То, что одним из предателей оказался брат невесты, Андерса наверняка расстроило, поэтому в дневнике он ограничился именем Нахи и не упомянул о Вычужанине.
Перебежчики не были внедренными в дружину во Владивостоке большевистскими агентами. Просто они предвидели, на чьей стороне рано или поздно будет победа, и выбрали такой момент, когда переход к противнику сулил им наибольшие выгоды.
Вычужанин и Наха опередили Пепеляева на сутки. Принесенная ими новость, в которой никто не усомнился, угнетающе подействовала на нельканский гарнизон и на самого Карпеля.
«Нелькан как оборонительный пункт – мышеловка, – говорил он Байкалову. – Находится в котловине, кругом кустарники, лес, складки местности». О сопротивлении нечего было и думать. Чтобы спастись, требовалось покинуть село в течение суток, но в конце сентября уходить в тайгу без продовольствия и теплой одежды – значило идти на верную гибель, а плыть по Мае было не на чем. Пепеляев не знал, что в августе, когда река в верховьях начала мелеть, «Соболь» и «Республиканец», чтобы не оказаться запертыми в Нелькане, ушли на триста верст вниз по течению, к устью впадающей в Маю реки Юдомы.
|
На двести с лишним человек у Карпеля имелась одна моторная лодка и тунгусские берестяные «ветки», они же «душегубки», а на постройку плотов не хватило бы времени. Ближний лес был мелкий, толстые бревна пришлось бы возить издалека, к тому же извилистая и бурная Мая с множеством мелей и подводных камней не годилась для дальнего плавания на плотах.
Положение было безвыходное, и Карпель не мог не думать о том, что все коммунисты батальона будут расстреляны белыми, а сам он как коммунист и еврей – в первую очередь. Сомнительно, чтобы Вычужанин и Наха проинформировали его о последнем приказе Пепеляева. Карпель был из местных, в период массовых репрессий при начале восстания заступался за якутов перед пришлыми леваками и авантюристами, но не мог надеяться, что это спасет его от смерти.

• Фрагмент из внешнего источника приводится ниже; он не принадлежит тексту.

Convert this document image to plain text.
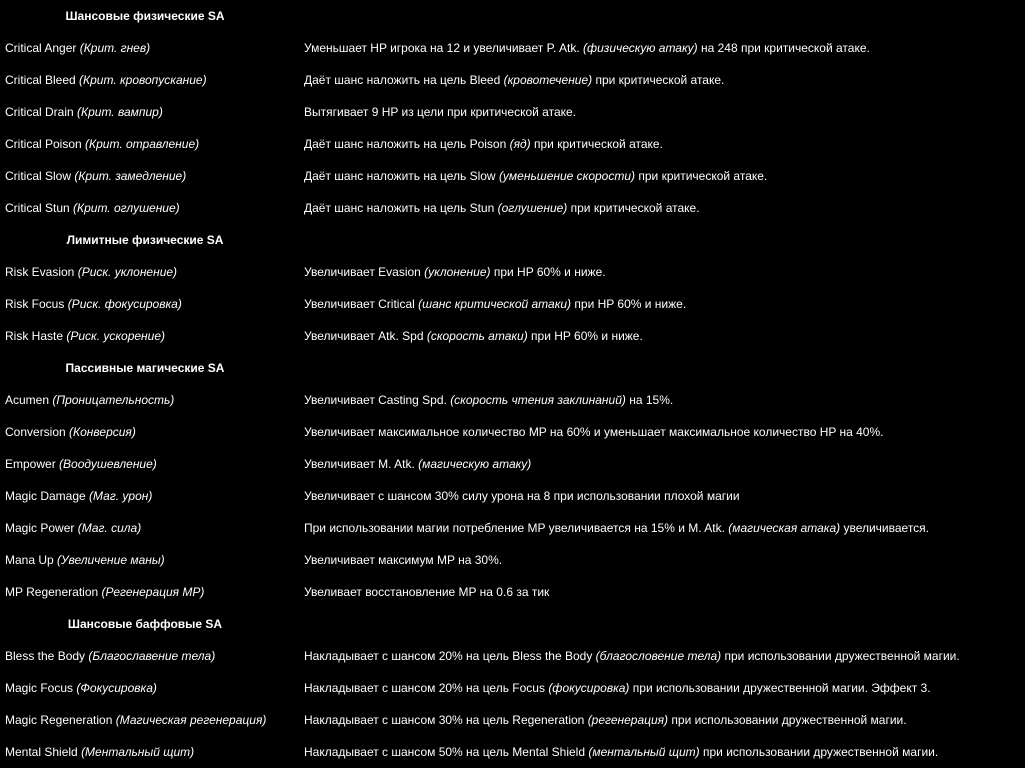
Шансовые физические SA
Critical Anger (Крит. гнев)	Уменьшает HP игрока на 12 и увеличивает P. Atk. (физическую атаку) на 248 при критической атаке.
Critical Bleed (Крит. кровопускание)	Даёт шанс наложить на цель Bleed (кровотечение) при критической атаке.
Critical Drain (Крит. вампир)	Вытягивает 9 HP из цели при критической атаке.
Critical Poison (Крит. отравление)	Даёт шанс наложить на цель Poison (яд) при критической атаке.
Critical Slow (Крит. замедление)	Даёт шанс наложить на цель Slow (уменьшение скорости) при критической атаке.
Critical Stun (Крит. оглушение)	Даёт шанс наложить на цель Stun (оглушение) при критической атаке.
Лимитные физические SA
Risk Evasion (Риск. уклонение)	Увеличивает Evasion (уклонение) при HP 60% и ниже.
Risk Focus (Риск. фокусировка)	Увеличивает Critical (шанс критической атаки) при HP 60% и ниже.
Risk Haste (Риск. ускорение)	Увеличивает Atk. Spd (скорость атаки) при HP 60% и ниже.
Пассивные магические SA
Acumen (Проницательность)	Увеличивает Casting Spd. (скорость чтения заклинаний) на 15%.
Conversion (Конверсия)	Увеличивает максимальное количество MP на 60% и уменьшает максимальное количество HP на 40%.
Empower (Воодушевление)	Увеличивает M. Atk. (магическую атаку)
Magic Damage (Маг. урон)	Увеличивает с шансом 30% силу урона на 8 при использовании плохой магии
Magic Power (Маг. сила)	При использовании магии потребление MP увеличивается на 15% и M. Atk. (магическая атака) увеличивается.
Mana Up (Увеличение маны)	Увеличивает максимум MP на 30%.
MP Regeneration (Регенерация MP)	Увеливает восстановление MP на 0.6 за тик
Шансовые баффовые SA
Bless the Body (Благославение тела)	Накладывает с шансом 20% на цель Bless the Body (благословение тела) при использовании дружественной магии.
Magic Focus (Фокусировка)	Накладывает с шансом 20% на цель Focus (фокусировка) при использовании дружественной магии. Эффект 3.
Magic Regeneration (Магическая регенерация)	Накладывает с шансом 30% на цель Regeneration (регенерация) при использовании дружественной магии.
Mental Shield (Ментальный щит)	Накладывает с шансом 50% на цель Mental Shield (ментальный щит) при использовании дружественной магии.
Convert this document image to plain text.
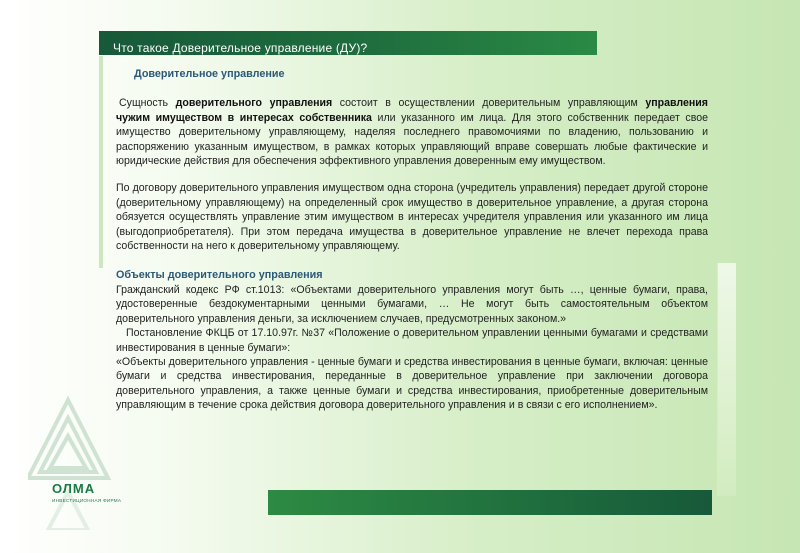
Что такое Доверительное управление (ДУ)?
Доверительное управление

Сущность доверительного управления состоит в осуществлении доверительным управляющим управления чужим имуществом в интересах собственника или указанного им лица. Для этого собственник передает свое имущество доверительному управляющему, наделяя последнего правомочиями по владению, пользованию и распоряжению указанным имуществом, в рамках которых управляющий вправе совершать любые фактические и юридические действия для обеспечения эффективного управления доверенным ему имуществом.

По договору доверительного управления имуществом одна сторона (учредитель управления) передает другой стороне (доверительному управляющему) на определенный срок имущество в доверительное управление, а другая сторона обязуется осуществлять управление этим имуществом в интересах учредителя управления или указанного им лица (выгодоприобретателя). При этом передача имущества в доверительное управление не влечет перехода права собственности на него к доверительному управляющему.

Объекты доверительного управления

Гражданский кодекс РФ ст.1013: «Объектами доверительного управления могут быть …, ценные бумаги, права, удостоверенные бездокументарными ценными бумагами, … Не могут быть самостоятельным объектом доверительного управления деньги, за исключением случаев, предусмотренных законом.»

Постановление ФКЦБ от 17.10.97г. №37 «Положение о доверительном управлении ценными бумагами и средствами инвестирования в ценные бумаги»:

«Объекты доверительного управления - ценные бумаги и средства инвестирования в ценные бумаги, включая: ценные бумаги и средства инвестирования, переданные в доверительное управление при заключении договора доверительного управления, а также ценные бумаги и средства инвестирования, приобретенные доверительным управляющим в течение срока действия договора доверительного управления и в связи с его исполнением».

ОЛМА
ИНВЕСТИЦИОННАЯ ФИРМА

Строд в своем стиле чередует изложение событий и картины природы, которая с неизменной готовностью отзывается настроению людей: «Бойцы и командиры подходили к берегу, ломая голову над тем, как быть. Воды Маи быстро неслись на запад, к Петропавловску (село на Алдане. – Л. Ю.), и как бы дразнили красноармейцев, унося сорванные при разливе ветки тальника, вырванные с корнем стволы пихт и лиственниц».
|
На пике отчаяния подоспела счастливая случайность: «Внимание штаба привлекла старая брандвахта (небольшая деревянная баржа), брошенная за непригодностью. Наполовину засыпанная песком, она стояла в ближайшей протоке. Ее тщательно осмотрели, как во время консилиума у больного, и решили, что хотя и с некоторым риском, но плыть на ней можно».
Предстояло спуститься по Мае до устья Юдомы, где стояли «Соболь» и «Республиканец», но главное – успеть пройти Семь Проток, пока туда не вышли пепеляевцы. Наха и Вычужанин предупредили Карпеля, что там его будет караулить батальон Андерса. Сгрудившиеся в открытой барже люди имели мало шансов живыми проплыть по узкому рукаву мимо двух сотен стрелков на скалах. В этом случае оставался один способ сохранить жизнь – сдаться. Тогда пароходами завладел бы Пепеляев.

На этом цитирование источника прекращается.